1 minute read

DELIVERY DRIVER

One of thirteen children, my grandmother grew up in “lean times.” A crowded farmhouse with too few beds and too many children was no place of packaged convenience for anyone. Work was manual. Money was scarce. Food, by extension, was something of necessity. “Putting lard on the popcorn,” my grandma recalls, “would stick to the roof of my mouth.”

One generation later, as a mother to four children, my grandma cooked like many Midwestern mothers in the 1970s: lots of canned food, lots of carbs, and lots of love. She made sure to fill the dinner table with carefully chosen favorites, simple but made from scratch. In her household, a salad might have included coolwhip and marshmallows with some canned mandarin oranges. She has always had a sweet tooth, I think.
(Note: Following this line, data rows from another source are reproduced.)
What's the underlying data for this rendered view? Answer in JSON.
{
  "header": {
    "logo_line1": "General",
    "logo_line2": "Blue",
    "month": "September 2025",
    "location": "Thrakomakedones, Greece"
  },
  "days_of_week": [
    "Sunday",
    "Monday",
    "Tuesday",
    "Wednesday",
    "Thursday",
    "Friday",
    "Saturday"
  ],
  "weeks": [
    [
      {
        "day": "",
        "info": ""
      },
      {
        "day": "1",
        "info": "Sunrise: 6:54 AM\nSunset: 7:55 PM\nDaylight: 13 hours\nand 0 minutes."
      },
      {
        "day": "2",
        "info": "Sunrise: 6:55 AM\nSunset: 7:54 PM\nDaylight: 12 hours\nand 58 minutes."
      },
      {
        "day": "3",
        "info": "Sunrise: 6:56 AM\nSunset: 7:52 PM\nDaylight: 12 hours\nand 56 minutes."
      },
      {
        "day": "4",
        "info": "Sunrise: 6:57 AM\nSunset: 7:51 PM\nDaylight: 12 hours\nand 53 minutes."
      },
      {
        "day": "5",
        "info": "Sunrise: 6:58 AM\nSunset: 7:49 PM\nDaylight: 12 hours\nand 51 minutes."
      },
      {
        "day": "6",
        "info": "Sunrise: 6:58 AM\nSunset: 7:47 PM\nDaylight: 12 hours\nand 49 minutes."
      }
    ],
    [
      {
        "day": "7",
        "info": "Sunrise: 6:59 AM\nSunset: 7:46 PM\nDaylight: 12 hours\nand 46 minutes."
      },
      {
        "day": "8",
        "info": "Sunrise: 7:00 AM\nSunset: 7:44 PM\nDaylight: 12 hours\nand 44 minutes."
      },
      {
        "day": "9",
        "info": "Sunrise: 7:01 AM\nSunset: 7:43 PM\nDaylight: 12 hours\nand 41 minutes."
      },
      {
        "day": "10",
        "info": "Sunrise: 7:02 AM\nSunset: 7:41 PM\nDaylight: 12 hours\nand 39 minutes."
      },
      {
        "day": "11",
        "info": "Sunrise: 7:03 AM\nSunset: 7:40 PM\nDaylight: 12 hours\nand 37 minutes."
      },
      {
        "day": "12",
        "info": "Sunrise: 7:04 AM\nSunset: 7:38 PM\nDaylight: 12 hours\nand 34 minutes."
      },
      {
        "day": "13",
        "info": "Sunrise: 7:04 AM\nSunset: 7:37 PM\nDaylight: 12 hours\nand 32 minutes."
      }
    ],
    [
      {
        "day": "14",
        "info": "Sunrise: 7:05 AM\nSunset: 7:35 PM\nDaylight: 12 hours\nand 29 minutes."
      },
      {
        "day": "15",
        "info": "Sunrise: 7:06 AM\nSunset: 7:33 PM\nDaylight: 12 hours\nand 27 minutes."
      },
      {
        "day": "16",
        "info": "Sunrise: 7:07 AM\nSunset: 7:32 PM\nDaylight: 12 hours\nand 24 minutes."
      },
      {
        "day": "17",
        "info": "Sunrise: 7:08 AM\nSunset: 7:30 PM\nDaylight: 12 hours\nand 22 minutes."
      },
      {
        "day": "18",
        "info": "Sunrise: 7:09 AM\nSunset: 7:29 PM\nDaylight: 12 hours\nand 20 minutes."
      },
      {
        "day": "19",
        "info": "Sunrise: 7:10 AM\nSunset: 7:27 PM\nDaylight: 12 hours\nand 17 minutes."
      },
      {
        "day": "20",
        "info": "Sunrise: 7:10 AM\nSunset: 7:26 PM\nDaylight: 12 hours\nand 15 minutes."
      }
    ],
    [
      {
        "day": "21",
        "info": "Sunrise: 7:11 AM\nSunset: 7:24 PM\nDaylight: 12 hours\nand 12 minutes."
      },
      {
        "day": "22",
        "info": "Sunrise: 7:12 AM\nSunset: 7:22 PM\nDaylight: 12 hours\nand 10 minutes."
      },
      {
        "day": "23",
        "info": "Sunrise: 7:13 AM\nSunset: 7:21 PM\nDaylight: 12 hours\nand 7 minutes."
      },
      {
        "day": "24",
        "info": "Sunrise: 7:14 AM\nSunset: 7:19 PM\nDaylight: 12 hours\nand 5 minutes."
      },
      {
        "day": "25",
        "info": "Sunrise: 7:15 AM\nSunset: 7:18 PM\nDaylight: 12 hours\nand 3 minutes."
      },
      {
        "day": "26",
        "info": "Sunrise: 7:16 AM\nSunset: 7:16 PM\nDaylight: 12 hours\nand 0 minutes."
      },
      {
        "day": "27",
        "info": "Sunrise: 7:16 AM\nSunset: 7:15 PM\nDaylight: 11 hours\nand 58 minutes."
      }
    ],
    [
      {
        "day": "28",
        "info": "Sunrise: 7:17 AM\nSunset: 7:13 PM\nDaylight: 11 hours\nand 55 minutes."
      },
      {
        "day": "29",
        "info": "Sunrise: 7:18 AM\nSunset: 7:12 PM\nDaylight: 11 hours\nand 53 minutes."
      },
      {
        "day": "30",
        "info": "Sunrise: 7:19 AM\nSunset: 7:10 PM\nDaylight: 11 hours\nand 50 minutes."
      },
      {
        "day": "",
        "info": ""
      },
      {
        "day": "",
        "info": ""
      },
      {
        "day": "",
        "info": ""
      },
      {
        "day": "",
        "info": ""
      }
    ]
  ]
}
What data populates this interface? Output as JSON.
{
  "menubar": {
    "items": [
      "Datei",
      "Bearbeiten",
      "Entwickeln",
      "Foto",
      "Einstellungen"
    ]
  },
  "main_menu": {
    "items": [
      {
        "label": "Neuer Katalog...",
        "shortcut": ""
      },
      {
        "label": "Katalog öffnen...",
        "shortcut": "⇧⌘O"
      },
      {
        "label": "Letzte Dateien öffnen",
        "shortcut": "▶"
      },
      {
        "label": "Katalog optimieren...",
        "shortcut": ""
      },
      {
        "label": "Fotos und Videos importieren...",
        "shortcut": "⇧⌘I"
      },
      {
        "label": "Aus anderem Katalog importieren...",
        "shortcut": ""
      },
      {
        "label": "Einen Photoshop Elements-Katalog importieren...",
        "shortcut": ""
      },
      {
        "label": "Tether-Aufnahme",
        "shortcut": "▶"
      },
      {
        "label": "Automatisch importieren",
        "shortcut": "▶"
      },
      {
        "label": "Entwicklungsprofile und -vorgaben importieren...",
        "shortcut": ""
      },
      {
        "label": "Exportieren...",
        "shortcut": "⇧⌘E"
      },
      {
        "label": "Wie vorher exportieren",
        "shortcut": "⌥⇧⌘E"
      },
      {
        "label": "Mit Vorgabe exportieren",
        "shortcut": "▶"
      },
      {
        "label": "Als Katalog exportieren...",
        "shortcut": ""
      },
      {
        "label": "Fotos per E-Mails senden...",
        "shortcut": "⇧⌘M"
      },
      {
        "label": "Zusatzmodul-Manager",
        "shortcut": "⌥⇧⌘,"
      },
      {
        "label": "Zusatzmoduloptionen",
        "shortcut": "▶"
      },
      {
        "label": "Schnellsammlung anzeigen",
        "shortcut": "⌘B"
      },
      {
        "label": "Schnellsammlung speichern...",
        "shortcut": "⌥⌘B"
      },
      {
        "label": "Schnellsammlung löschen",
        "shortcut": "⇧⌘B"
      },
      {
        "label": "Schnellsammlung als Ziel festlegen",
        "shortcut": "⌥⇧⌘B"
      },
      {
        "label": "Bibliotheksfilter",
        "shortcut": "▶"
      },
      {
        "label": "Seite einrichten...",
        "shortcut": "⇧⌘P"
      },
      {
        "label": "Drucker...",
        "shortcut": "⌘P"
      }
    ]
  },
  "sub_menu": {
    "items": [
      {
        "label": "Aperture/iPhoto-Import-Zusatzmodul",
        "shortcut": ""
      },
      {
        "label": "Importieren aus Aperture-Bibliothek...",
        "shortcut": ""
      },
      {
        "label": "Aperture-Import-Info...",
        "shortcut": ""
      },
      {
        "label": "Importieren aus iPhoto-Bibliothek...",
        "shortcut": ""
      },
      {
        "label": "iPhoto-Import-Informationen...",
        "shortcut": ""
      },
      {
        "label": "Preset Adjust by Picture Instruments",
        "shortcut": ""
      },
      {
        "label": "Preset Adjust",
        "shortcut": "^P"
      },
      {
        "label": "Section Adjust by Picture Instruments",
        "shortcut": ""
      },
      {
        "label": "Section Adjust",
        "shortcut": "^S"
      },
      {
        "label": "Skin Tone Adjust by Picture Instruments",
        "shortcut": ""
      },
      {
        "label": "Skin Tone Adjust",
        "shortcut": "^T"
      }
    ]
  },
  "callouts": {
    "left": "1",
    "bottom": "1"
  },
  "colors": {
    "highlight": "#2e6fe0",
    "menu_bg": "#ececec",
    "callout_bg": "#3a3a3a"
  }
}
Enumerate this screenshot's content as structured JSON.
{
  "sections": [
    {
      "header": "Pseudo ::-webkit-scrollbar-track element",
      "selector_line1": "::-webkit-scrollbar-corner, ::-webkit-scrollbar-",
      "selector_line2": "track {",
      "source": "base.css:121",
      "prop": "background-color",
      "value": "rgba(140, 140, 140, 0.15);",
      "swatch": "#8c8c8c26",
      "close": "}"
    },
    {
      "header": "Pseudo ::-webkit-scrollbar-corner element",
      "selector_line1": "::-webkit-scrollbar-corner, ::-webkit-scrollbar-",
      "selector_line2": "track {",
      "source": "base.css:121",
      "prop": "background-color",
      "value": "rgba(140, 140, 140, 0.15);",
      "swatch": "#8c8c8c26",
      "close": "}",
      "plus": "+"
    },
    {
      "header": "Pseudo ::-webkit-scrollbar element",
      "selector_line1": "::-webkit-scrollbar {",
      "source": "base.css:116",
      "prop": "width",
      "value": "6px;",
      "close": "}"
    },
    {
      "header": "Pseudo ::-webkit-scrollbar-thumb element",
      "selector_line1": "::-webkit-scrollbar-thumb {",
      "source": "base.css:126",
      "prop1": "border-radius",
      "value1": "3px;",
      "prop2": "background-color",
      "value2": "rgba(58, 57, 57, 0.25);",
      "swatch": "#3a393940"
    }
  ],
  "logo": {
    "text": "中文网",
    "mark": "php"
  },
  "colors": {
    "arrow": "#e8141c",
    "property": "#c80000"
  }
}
Her yellow-paged recipe books have crossedout equations, little additions, marking when to substitute butter for oil or how to quickly multiply the recipe for her family of six. But there are so many penciled conceptualizations that don’t make the paper. Little mental notes that put care into the things she cooked. Things that make food slow. In an age of boxed dinner kits with pre-portioned seasonings or drive-thrus mass-producing the same product for twelve hours a day, the magic of slow food seems to be disappearing.

I think back to my grandmother’s childhood. Brutal prairie winters, dinners cooked to sustain the hard work in the rows of corn, a life of harsh simplicity.